Hide Forgot
It happens occasionally that the call to ::io_getevents() may return EINTR (interrupted system call). The normal response is to ignore this error and retry the call. In the store's wmgr::get_events() call, however, this special handling is omitted, and the error code is being thrown. This causes the broker to close the connection needlessly. The rmgr::get_events() call does have the correct handling, however. It would be a trivial fix to replicate the handling already in place in rmgr::get_events() in wmgr::get_events(), ie to ignore the error and return 0. The man pages for the other libaio calls do not indicate that it is possible to return EINTR, so no such handling exists for these calls.
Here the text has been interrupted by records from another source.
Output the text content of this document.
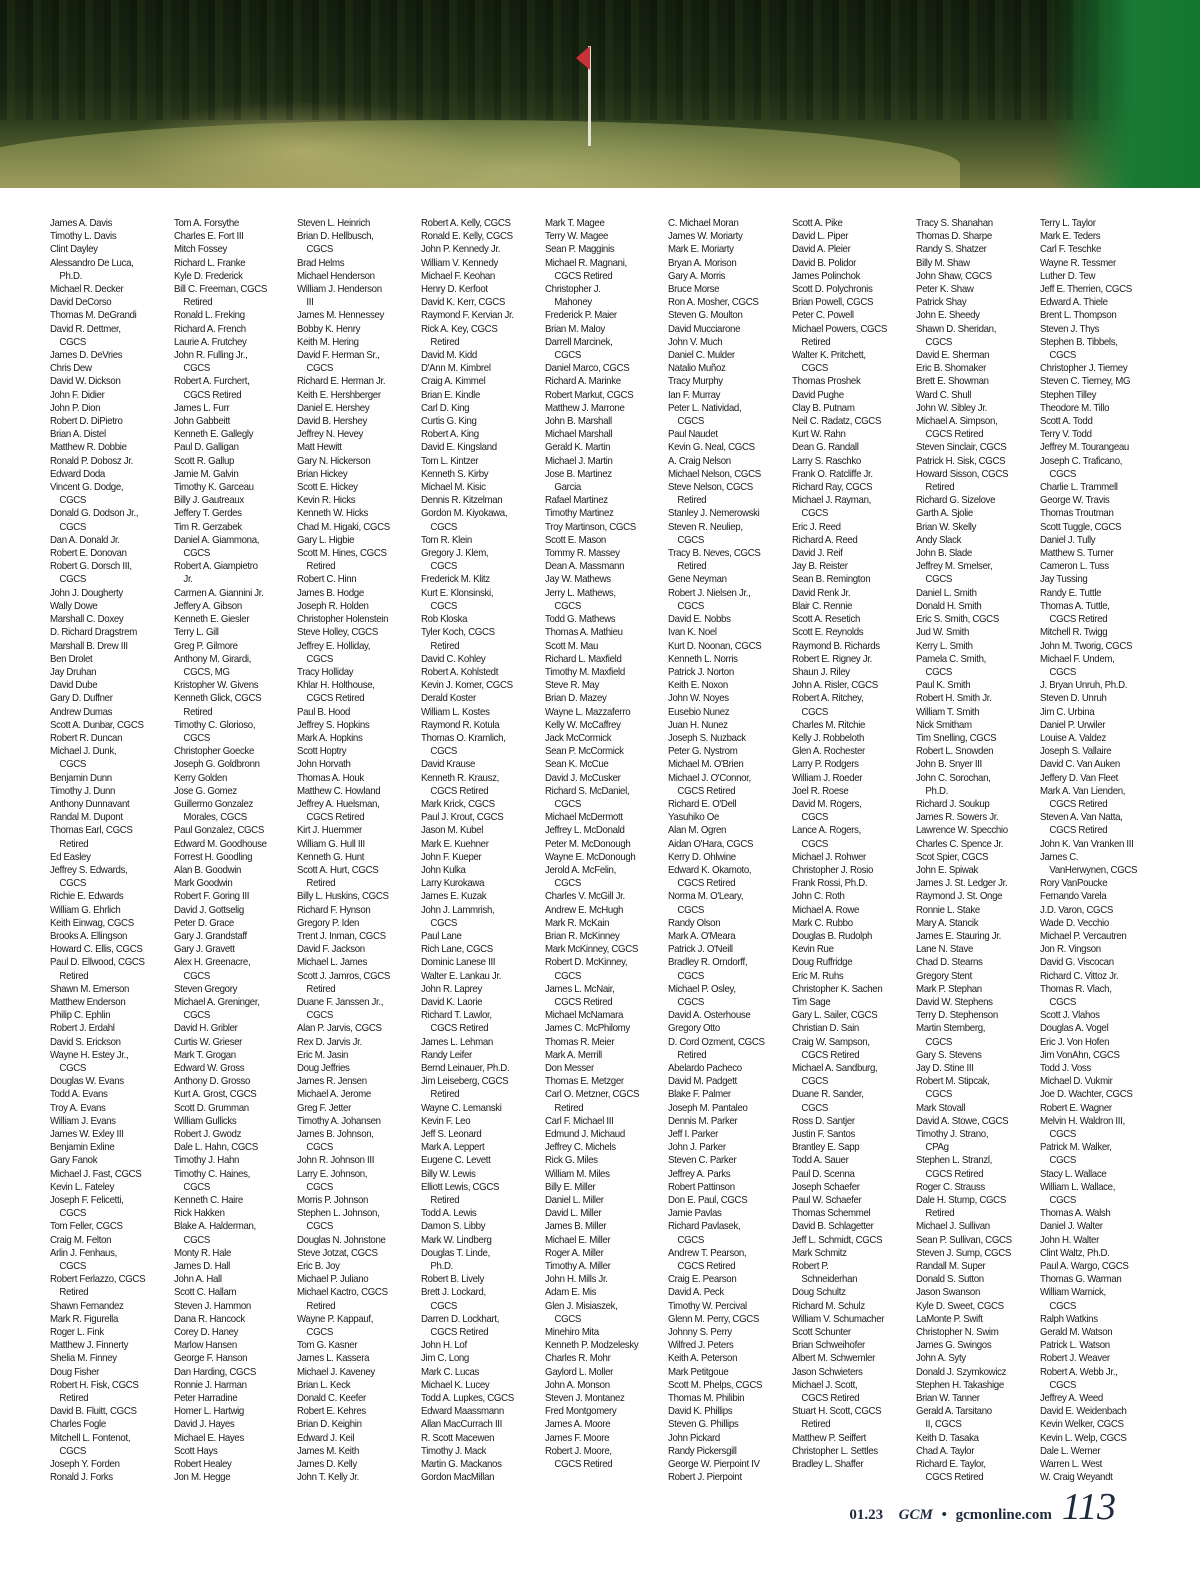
James A. Davis
Timothy L. Davis
Clint Dayley
Alessandro De Luca,
Ph.D.
Michael R. Decker
David DeCorso
Thomas M. DeGrandi
David R. Dettmer,
CGCS
James D. DeVries
Chris Dew
David W. Dickson
John F. Didier
John P. Dion
Robert D. DiPietro
Brian A. Distel
Matthew R. Dobbie
Ronald P. Dobosz Jr.
Edward Doda
Vincent G. Dodge,
CGCS
Donald G. Dodson Jr.,
CGCS
Dan A. Donald Jr.
Robert E. Donovan
Robert G. Dorsch III,
CGCS
John J. Dougherty
Wally Dowe
Marshall C. Doxey
D. Richard Dragstrem
Marshall B. Drew III
Ben Drolet
Jay Druhan
David Dube
Gary D. Duffner
Andrew Dumas
Scott A. Dunbar, CGCS
Robert R. Duncan
Michael J. Dunk,
CGCS
Benjamin Dunn
Timothy J. Dunn
Anthony Dunnavant
Randal M. Dupont
Thomas Earl, CGCS
Retired
Ed Easley
Jeffrey S. Edwards,
CGCS
Richie E. Edwards
William G. Ehrlich
Keith Einwag, CGCS
Brooks A. Ellingson
Howard C. Ellis, CGCS
Paul D. Ellwood, CGCS
Retired
Shawn M. Emerson
Matthew Enderson
Philip C. Ephlin
Robert J. Erdahl
David S. Erickson
Wayne H. Estey Jr.,
CGCS
Douglas W. Evans
Todd A. Evans
Troy A. Evans
William J. Evans
James W. Exley III
Benjamin Exline
Gary Fanok
Michael J. Fast, CGCS
Kevin L. Fateley
Joseph F. Felicetti,
CGCS
Tom Feller, CGCS
Craig M. Felton
Arlin J. Fenhaus,
CGCS
Robert Ferlazzo, CGCS
Retired
Shawn Fernandez
Mark R. Figurella
Roger L. Fink
Matthew J. Finnerty
Shelia M. Finney
Doug Fisher
Robert H. Fisk, CGCS
Retired
David B. Fluitt, CGCS
Charles Fogle
Mitchell L. Fontenot,
CGCS
Joseph Y. Forden
Ronald J. Forks
Tom A. Forsythe
Charles E. Fort III
Mitch Fossey
Richard L. Franke
Kyle D. Frederick
Bill C. Freeman, CGCS
Retired
Ronald L. Freking
Richard A. French
Laurie A. Frutchey
John R. Fulling Jr.,
CGCS
Robert A. Furchert,
CGCS Retired
James L. Furr
John Gabbeitt
Kenneth E. Gallegly
Paul D. Galligan
Scott R. Gallup
Jamie M. Galvin
Timothy K. Garceau
Billy J. Gautreaux
Jeffery T. Gerdes
Tim R. Gerzabek
Daniel A. Giammona,
CGCS
Robert A. Giampietro
Jr.
Carmen A. Giannini Jr.
Jeffery A. Gibson
Kenneth E. Giesler
Terry L. Gill
Greg P. Gilmore
Anthony M. Girardi,
CGCS, MG
Kristopher W. Givens
Kenneth Glick, CGCS
Retired
Timothy C. Glorioso,
CGCS
Christopher Goecke
Joseph G. Goldbronn
Kerry Golden
Jose G. Gomez
Guillermo Gonzalez
Morales, CGCS
Paul Gonzalez, CGCS
Edward M. Goodhouse
Forrest H. Goodling
Alan B. Goodwin
Mark Goodwin
Robert F. Goring III
David J. Gottselig
Peter D. Grace
Gary J. Grandstaff
Gary J. Gravett
Alex H. Greenacre,
CGCS
Steven Gregory
Michael A. Greninger,
CGCS
David H. Gribler
Curtis W. Grieser
Mark T. Grogan
Edward W. Gross
Anthony D. Grosso
Kurt A. Grost, CGCS
Scott D. Grumman
William Gullicks
Robert J. Gwodz
Dale L. Hahn, CGCS
Timothy J. Hahn
Timothy C. Haines,
CGCS
Kenneth C. Haire
Rick Hakken
Blake A. Halderman,
CGCS
Monty R. Hale
James D. Hall
John A. Hall
Scott C. Hallam
Steven J. Hammon
Dana R. Hancock
Corey D. Haney
Marlow Hansen
George F. Hanson
Dan Harding, CGCS
Ronnie J. Harman
Peter Harradine
Homer L. Hartwig
David J. Hayes
Michael E. Hayes
Scott Hays
Robert Healey
Jon M. Hegge
Steven L. Heinrich
Brian D. Hellbusch,
CGCS
Brad Helms
Michael Henderson
William J. Henderson
III
James M. Hennessey
Bobby K. Henry
Keith M. Hering
David F. Herman Sr.,
CGCS
Richard E. Herman Jr.
Keith E. Hershberger
Daniel E. Hershey
David B. Hershey
Jeffrey N. Hevey
Matt Hewitt
Gary N. Hickerson
Brian Hickey
Scott E. Hickey
Kevin R. Hicks
Kenneth W. Hicks
Chad M. Higaki, CGCS
Gary L. Higbie
Scott M. Hines, CGCS
Retired
Robert C. Hinn
James B. Hodge
Joseph R. Holden
Christopher Holenstein
Steve Holley, CGCS
Jeffrey E. Holliday,
CGCS
Tracy Holliday
Khlar H. Holthouse,
CGCS Retired
Paul B. Hood
Jeffrey S. Hopkins
Mark A. Hopkins
Scott Hoptry
John Horvath
Thomas A. Houk
Matthew C. Howland
Jeffrey A. Huelsman,
CGCS Retired
Kirt J. Huemmer
William G. Hull III
Kenneth G. Hunt
Scott A. Hurt, CGCS
Retired
Billy L. Huskins, CGCS
Richard F. Hynson
Gregory P. Iden
Trent J. Inman, CGCS
David F. Jackson
Michael L. James
Scott J. Jamros, CGCS
Retired
Duane F. Janssen Jr.,
CGCS
Alan P. Jarvis, CGCS
Rex D. Jarvis Jr.
Eric M. Jasin
Doug Jeffries
James R. Jensen
Michael A. Jerome
Greg F. Jetter
Timothy A. Johansen
James B. Johnson,
CGCS
John R. Johnson III
Larry E. Johnson,
CGCS
Morris P. Johnson
Stephen L. Johnson,
CGCS
Douglas N. Johnstone
Steve Jotzat, CGCS
Eric B. Joy
Michael P. Juliano
Michael Kactro, CGCS
Retired
Wayne P. Kappauf,
CGCS
Tom G. Kasner
James L. Kassera
Michael J. Kaveney
Brian L. Keck
Donald C. Keefer
Robert E. Kehres
Brian D. Keighin
Edward J. Keil
James M. Keith
James D. Kelly
John T. Kelly Jr.
Robert A. Kelly, CGCS
Ronald E. Kelly, CGCS
John P. Kennedy Jr.
William V. Kennedy
Michael F. Keohan
Henry D. Kerfoot
David K. Kerr, CGCS
Raymond F. Kervian Jr.
Rick A. Key, CGCS
Retired
David M. Kidd
D'Ann M. Kimbrel
Craig A. Kimmel
Brian E. Kindle
Carl D. King
Curtis G. King
Robert A. King
David E. Kingsland
Tom L. Kintzer
Kenneth S. Kirby
Michael M. Kisic
Dennis R. Kitzelman
Gordon M. Kiyokawa,
CGCS
Tom R. Klein
Gregory J. Klem,
CGCS
Frederick M. Klitz
Kurt E. Klonsinski,
CGCS
Rob Kloska
Tyler Koch, CGCS
Retired
David C. Kohley
Robert A. Kohlstedt
Kevin J. Komer, CGCS
Derald Koster
William L. Kostes
Raymond R. Kotula
Thomas O. Kramlich,
CGCS
David Krause
Kenneth R. Krausz,
CGCS Retired
Mark Krick, CGCS
Paul J. Krout, CGCS
Jason M. Kubel
Mark E. Kuehner
John F. Kueper
John Kulka
Larry Kurokawa
James E. Kuzak
John J. Lammrish,
CGCS
Paul Lane
Rich Lane, CGCS
Dominic Lanese III
Walter E. Lankau Jr.
John R. Laprey
David K. Laorie
Richard T. Lawlor,
CGCS Retired
James L. Lehman
Randy Leifer
Bernd Leinauer, Ph.D.
Jim Leiseberg, CGCS
Retired
Wayne C. Lemanski
Kevin F. Leo
Jeff S. Leonard
Mark A. Leppert
Eugene C. Levett
Billy W. Lewis
Elliott Lewis, CGCS
Retired
Todd A. Lewis
Damon S. Libby
Mark W. Lindberg
Douglas T. Linde,
Ph.D.
Robert B. Lively
Brett J. Lockard,
CGCS
Darren D. Lockhart,
CGCS Retired
John H. Lof
Jim C. Long
Mark C. Lucas
Michael K. Lucey
Todd A. Lupkes, CGCS
Edward Maassmann
Allan MacCurrach III
R. Scott Macewen
Timothy J. Mack
Martin G. Mackanos
Gordon MacMillan
Mark T. Magee
Terry W. Magee
Sean P. Magginis
Michael R. Magnani,
CGCS Retired
Christopher J.
Mahoney
Frederick P. Maier
Brian M. Maloy
Darrell Marcinek,
CGCS
Daniel Marco, CGCS
Richard A. Marinke
Robert Markut, CGCS
Matthew J. Marrone
John B. Marshall
Michael Marshall
Gerald K. Martin
Michael J. Martin
Jose B. Martinez
Garcia
Rafael Martinez
Timothy Martinez
Troy Martinson, CGCS
Scott E. Mason
Tommy R. Massey
Dean A. Massmann
Jay W. Mathews
Jerry L. Mathews,
CGCS
Todd G. Mathews
Thomas A. Mathieu
Scott M. Mau
Richard L. Maxfield
Timothy M. Maxfield
Steve R. May
Brian D. Mazey
Wayne L. Mazzaferro
Kelly W. McCaffrey
Jack McCormick
Sean P. McCormick
Sean K. McCue
David J. McCusker
Richard S. McDaniel,
CGCS
Michael McDermott
Jeffrey L. McDonald
Peter M. McDonough
Wayne E. McDonough
Jerold A. McFelin,
CGCS
Charles V. McGill Jr.
Andrew E. McHugh
Mark R. McKain
Brian R. McKinney
Mark McKinney, CGCS
Robert D. McKinney,
CGCS
James L. McNair,
CGCS Retired
Michael McNamara
James C. McPhilomy
Thomas R. Meier
Mark A. Merrill
Don Messer
Thomas E. Metzger
Carl O. Metzner, CGCS
Retired
Carl F. Michael III
Edmund J. Michaud
Jeffrey C. Michels
Rick G. Miles
William M. Miles
Billy E. Miller
Daniel L. Miller
David L. Miller
James B. Miller
Michael E. Miller
Roger A. Miller
Timothy A. Miller
John H. Mills Jr.
Adam E. Mis
Glen J. Misiaszek,
CGCS
Minehiro Mita
Kenneth P. Modzelesky
Charles R. Mohr
Gaylord L. Moller
John A. Monson
Steven J. Montanez
Fred Montgomery
James A. Moore
James F. Moore
Robert J. Moore,
CGCS Retired
C. Michael Moran
James W. Moriarty
Mark E. Moriarty
Bryan A. Morison
Gary A. Morris
Bruce Morse
Ron A. Mosher, CGCS
Steven G. Moulton
David Mucciarone
John V. Much
Daniel C. Mulder
Natalio Muñoz
Tracy Murphy
Ian F. Murray
Peter L. Natividad,
CGCS
Paul Naudet
Kevin G. Neal, CGCS
A. Craig Nelson
Michael Nelson, CGCS
Steve Nelson, CGCS
Retired
Stanley J. Nemerowski
Steven R. Neuliep,
CGCS
Tracy B. Neves, CGCS
Retired
Gene Neyman
Robert J. Nielsen Jr.,
CGCS
David E. Nobbs
Ivan K. Noel
Kurt D. Noonan, CGCS
Kenneth L. Norris
Patrick J. Norton
Keith E. Noxon
John W. Noyes
Eusebio Nunez
Juan H. Nunez
Joseph S. Nuzback
Peter G. Nystrom
Michael M. O'Brien
Michael J. O'Connor,
CGCS Retired
Richard E. O'Dell
Yasuhiko Oe
Alan M. Ogren
Aidan O'Hara, CGCS
Kerry D. Ohlwine
Edward K. Okamoto,
CGCS Retired
Norma M. O'Leary,
CGCS
Randy Olson
Mark A. O'Meara
Patrick J. O'Neill
Bradley R. Orndorff,
CGCS
Michael P. Osley,
CGCS
David A. Osterhouse
Gregory Otto
D. Cord Ozment, CGCS
Retired
Abelardo Pacheco
David M. Padgett
Blake F. Palmer
Joseph M. Pantaleo
Dennis M. Parker
Jeff I. Parker
John J. Parker
Steven C. Parker
Jeffrey A. Parks
Robert Pattinson
Don E. Paul, CGCS
Jamie Pavlas
Richard Pavlasek,
CGCS
Andrew T. Pearson,
CGCS Retired
Craig E. Pearson
David A. Peck
Timothy W. Percival
Glenn M. Perry, CGCS
Johnny S. Perry
Wilfred J. Peters
Keith A. Peterson
Mark Petitgoue
Scott M. Phelps, CGCS
Thomas M. Philibin
David K. Phillips
Steven G. Phillips
John Pickard
Randy Pickersgill
George W. Pierpoint IV
Robert J. Pierpoint
Scott A. Pike
David L. Piper
David A. Pleier
David B. Polidor
James Polinchok
Scott D. Polychronis
Brian Powell, CGCS
Peter C. Powell
Michael Powers, CGCS
Retired
Walter K. Pritchett,
CGCS
Thomas Proshek
David Pughe
Clay B. Putnam
Neil C. Radatz, CGCS
Kurt W. Rahn
Dean G. Randall
Larry S. Raschko
Frank O. Ratcliffe Jr.
Richard Ray, CGCS
Michael J. Rayman,
CGCS
Eric J. Reed
Richard A. Reed
David J. Reif
Jay B. Reister
Sean B. Remington
David Renk Jr.
Blair C. Rennie
Scott A. Resetich
Scott E. Reynolds
Raymond B. Richards
Robert E. Rigney Jr.
Shaun J. Riley
John A. Risler, CGCS
Robert A. Ritchey,
CGCS
Charles M. Ritchie
Kelly J. Robbeloth
Glen A. Rochester
Larry P. Rodgers
William J. Roeder
Joel R. Roese
David M. Rogers,
CGCS
Lance A. Rogers,
CGCS
Michael J. Rohwer
Christopher J. Rosio
Frank Rossi, Ph.D.
John C. Roth
Michael A. Rowe
Mark C. Rubbo
Douglas B. Rudolph
Kevin Rue
Doug Ruffridge
Eric M. Ruhs
Christopher K. Sachen
Tim Sage
Gary L. Sailer, CGCS
Christian D. Sain
Craig W. Sampson,
CGCS Retired
Michael A. Sandburg,
CGCS
Duane R. Sander,
CGCS
Ross D. Santjer
Justin F. Santos
Brantley E. Sapp
Todd A. Sauer
Paul D. Scenna
Joseph Schaefer
Paul W. Schaefer
Thomas Schemmel
David B. Schlagetter
Jeff L. Schmidt, CGCS
Mark Schmitz
Robert P.
Schneiderhan
Doug Schultz
Richard M. Schulz
William V. Schumacher
Scott Schunter
Brian Schweihofer
Albert M. Schwemler
Jason Schwieters
Michael J. Scott,
CGCS Retired
Stuart H. Scott, CGCS
Retired
Matthew P. Seiffert
Christopher L. Settles
Bradley L. Shaffer
Tracy S. Shanahan
Thomas D. Sharpe
Randy S. Shatzer
Billy M. Shaw
John Shaw, CGCS
Peter K. Shaw
Patrick Shay
John E. Sheedy
Shawn D. Sheridan,
CGCS
David E. Sherman
Eric B. Shomaker
Brett E. Showman
Ward C. Shull
John W. Sibley Jr.
Michael A. Simpson,
CGCS Retired
Steven Sinclair, CGCS
Patrick H. Sisk, CGCS
Howard Sisson, CGCS
Retired
Richard G. Sizelove
Garth A. Sjolie
Brian W. Skelly
Andy Slack
John B. Slade
Jeffrey M. Smelser,
CGCS
Daniel L. Smith
Donald H. Smith
Eric S. Smith, CGCS
Jud W. Smith
Kerry L. Smith
Pamela C. Smith,
CGCS
Paul K. Smith
Robert H. Smith Jr.
William T. Smith
Nick Smitham
Tim Snelling, CGCS
Robert L. Snowden
John B. Snyer III
John C. Sorochan,
Ph.D.
Richard J. Soukup
James R. Sowers Jr.
Lawrence W. Specchio
Charles C. Spence Jr.
Scot Spier, CGCS
John E. Spiwak
James J. St. Ledger Jr.
Raymond J. St. Onge
Ronnie L. Stake
Mary A. Stancik
James E. Stauring Jr.
Lane N. Stave
Chad D. Stearns
Gregory Stent
Mark P. Stephan
David W. Stephens
Terry D. Stephenson
Martin Sternberg,
CGCS
Gary S. Stevens
Jay D. Stine III
Robert M. Stipcak,
CGCS
Mark Stovall
David A. Stowe, CGCS
Timothy J. Strano,
CPAg
Stephen L. Stranzl,
CGCS Retired
Roger C. Strauss
Dale H. Stump, CGCS
Retired
Michael J. Sullivan
Sean P. Sullivan, CGCS
Steven J. Sump, CGCS
Randall M. Super
Donald S. Sutton
Jason Swanson
Kyle D. Sweet, CGCS
LaMonte P. Swift
Christopher N. Swim
James G. Swingos
John A. Syty
Donald J. Szymkowicz
Stephen H. Takashige
Brian W. Tanner
Gerald A. Tarsitano
II, CGCS
Keith D. Tasaka
Chad A. Taylor
Richard E. Taylor,
CGCS Retired
Terry L. Taylor
Mark E. Teders
Carl F. Teschke
Wayne R. Tessmer
Luther D. Tew
Jeff E. Therrien, CGCS
Edward A. Thiele
Brent L. Thompson
Steven J. Thys
Stephen B. Tibbels,
CGCS
Christopher J. Tierney
Steven C. Tierney, MG
Stephen Tilley
Theodore M. Tillo
Scott A. Todd
Terry V. Todd
Jeffrey M. Tourangeau
Joseph C. Traficano,
CGCS
Charlie L. Trammell
George W. Travis
Thomas Troutman
Scott Tuggle, CGCS
Daniel J. Tully
Matthew S. Turner
Cameron L. Tuss
Jay Tussing
Randy E. Tuttle
Thomas A. Tuttle,
CGCS Retired
Mitchell R. Twigg
John M. Tworig, CGCS
Michael F. Undem,
CGCS
J. Bryan Unruh, Ph.D.
Steven D. Unruh
Jim C. Urbina
Daniel P. Urwiler
Louise A. Valdez
Joseph S. Vallaire
David C. Van Auken
Jeffery D. Van Fleet
Mark A. Van Lienden,
CGCS Retired
Steven A. Van Natta,
CGCS Retired
John K. Van Vranken III
James C.
VanHerwynen, CGCS
Rory VanPoucke
Fernando Varela
J.D. Varon, CGCS
Wade D. Vecchio
Michael P. Vercautren
Jon R. Vingson
David G. Viscocan
Richard C. Vittoz Jr.
Thomas R. Vlach,
CGCS
Scott J. Vlahos
Douglas A. Vogel
Eric J. Von Hofen
Jim VonAhn, CGCS
Todd J. Voss
Michael D. Vukmir
Joe D. Wachter, CGCS
Robert E. Wagner
Melvin H. Waldron III,
CGCS
Patrick M. Walker,
CGCS
Stacy L. Wallace
William L. Wallace,
CGCS
Thomas A. Walsh
Daniel J. Walter
John H. Walter
Clint Waltz, Ph.D.
Paul A. Wargo, CGCS
Thomas G. Warman
William Warnick,
CGCS
Ralph Watkins
Gerald M. Watson
Patrick L. Watson
Robert J. Weaver
Robert A. Webb Jr.,
CGCS
Jeffrey A. Weed
David E. Weidenbach
Kevin Welker, CGCS
Kevin L. Welp, CGCS
Dale L. Werner
Warren L. West
W. Craig Weyandt
01.23 GCM • gcmonline.com 113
Fixed in r.4487 QE: This change has been tested for normal operation. However, I don't know how to force EINTR in libaio operations, and this makes it difficult to test for the positive case.
*** Bug 784890 has been marked as a duplicate of this bug. ***
Reproduce scenario of bug 784890 will be used for verification (long run of cluster_test/testset_cluster_tx).
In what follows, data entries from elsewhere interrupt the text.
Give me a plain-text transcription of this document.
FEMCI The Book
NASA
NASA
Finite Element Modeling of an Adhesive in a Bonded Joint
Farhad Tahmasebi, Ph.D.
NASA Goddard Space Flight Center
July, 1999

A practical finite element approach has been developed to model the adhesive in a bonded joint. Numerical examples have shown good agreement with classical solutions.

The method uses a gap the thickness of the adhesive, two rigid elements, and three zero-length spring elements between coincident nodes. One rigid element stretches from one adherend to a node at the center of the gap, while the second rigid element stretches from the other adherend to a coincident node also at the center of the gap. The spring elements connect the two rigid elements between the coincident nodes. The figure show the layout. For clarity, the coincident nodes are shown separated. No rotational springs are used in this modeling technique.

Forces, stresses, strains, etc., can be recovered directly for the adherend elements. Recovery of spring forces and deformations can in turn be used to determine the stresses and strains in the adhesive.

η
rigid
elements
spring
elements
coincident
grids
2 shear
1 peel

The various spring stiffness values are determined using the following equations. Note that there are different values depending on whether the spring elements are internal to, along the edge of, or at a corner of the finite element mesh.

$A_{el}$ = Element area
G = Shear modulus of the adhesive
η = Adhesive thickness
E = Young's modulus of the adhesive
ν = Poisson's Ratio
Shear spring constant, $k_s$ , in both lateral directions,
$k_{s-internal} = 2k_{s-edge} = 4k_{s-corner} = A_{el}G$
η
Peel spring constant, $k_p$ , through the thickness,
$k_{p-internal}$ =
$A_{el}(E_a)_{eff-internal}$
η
Focused reproducers launched in soak mode, results in coming 4 days.
Issue is fixed, extensively tested on RHEL5.7 / 6.2 long-term (total test time slightly over 112 hours) cluster tests on packages: corosync-1.4.1-4.el6.x86_64 corosynclib-1.4.1-4.el6.x86_64 python-qpid-0.14-3.el6.noarch python-qpid-qmf-0.14-4.el6.x86_64 python-saslwrapper-0.10-2.el6.x86_64 qpid-cpp-client-0.14-6.el6.x86_64 qpid-cpp-client-devel-0.14-6.el6.x86_64 qpid-cpp-client-devel-docs-0.14-6.el6.noarch qpid-cpp-client-rdma-0.14-6.el6.x86_64 qpid-cpp-client-ssl-0.14-6.el6.x86_64 qpid-cpp-server-0.14-6.el6.x86_64 qpid-cpp-server-cluster-0.14-6.el6.x86_64 qpid-cpp-server-devel-0.14-6.el6.x86_64 qpid-cpp-server-rdma-0.14-6.el6.x86_64 qpid-cpp-server-ssl-0.14-6.el6.x86_64 qpid-cpp-server-store-0.14-6.el6.x86_64 qpid-cpp-server-xml-0.14-6.el6.x86_64 qpid-java-client-0.14-2.el6.noarch qpid-java-common-0.14-2.el6.noarch qpid-java-example-0.14-2.el6.noarch qpid-qmf-0.14-4.el6.x86_64 qpid-qmf-devel-0.14-4.el6.x86_64 qpid-tests-0.14-1.el6.noarch qpid-tools-0.14-1.el6.noarch rh-qpid-cpp-tests-0.14-6.el6.x86_64 ruby-qpid-qmf-0.14-4.el6.x86_64 ruby-saslwrapper-0.10-2.el6.x86_64 saslwrapper-0.10-2.el6.x86_64 saslwrapper-devel-0.10-2.el6.x86_64 sesame-1.0-2.el6.x86_64 -> VERIFIED
Technical note added. If any revisions are required, please edit the "Technical Notes" field accordingly. All revisions will be proofread by the Engineering Content Services team. New Contents: Cause: Some libaio calls to disk may be interrupted by the kernel. When this happens, the error message EINTR is returned. This was not being handled correctly by the store. Consequence: The store would create an exception, causing the connection to close. Result:The store now handles this case correctly, and the connection is no longer closed as a result of EINTR.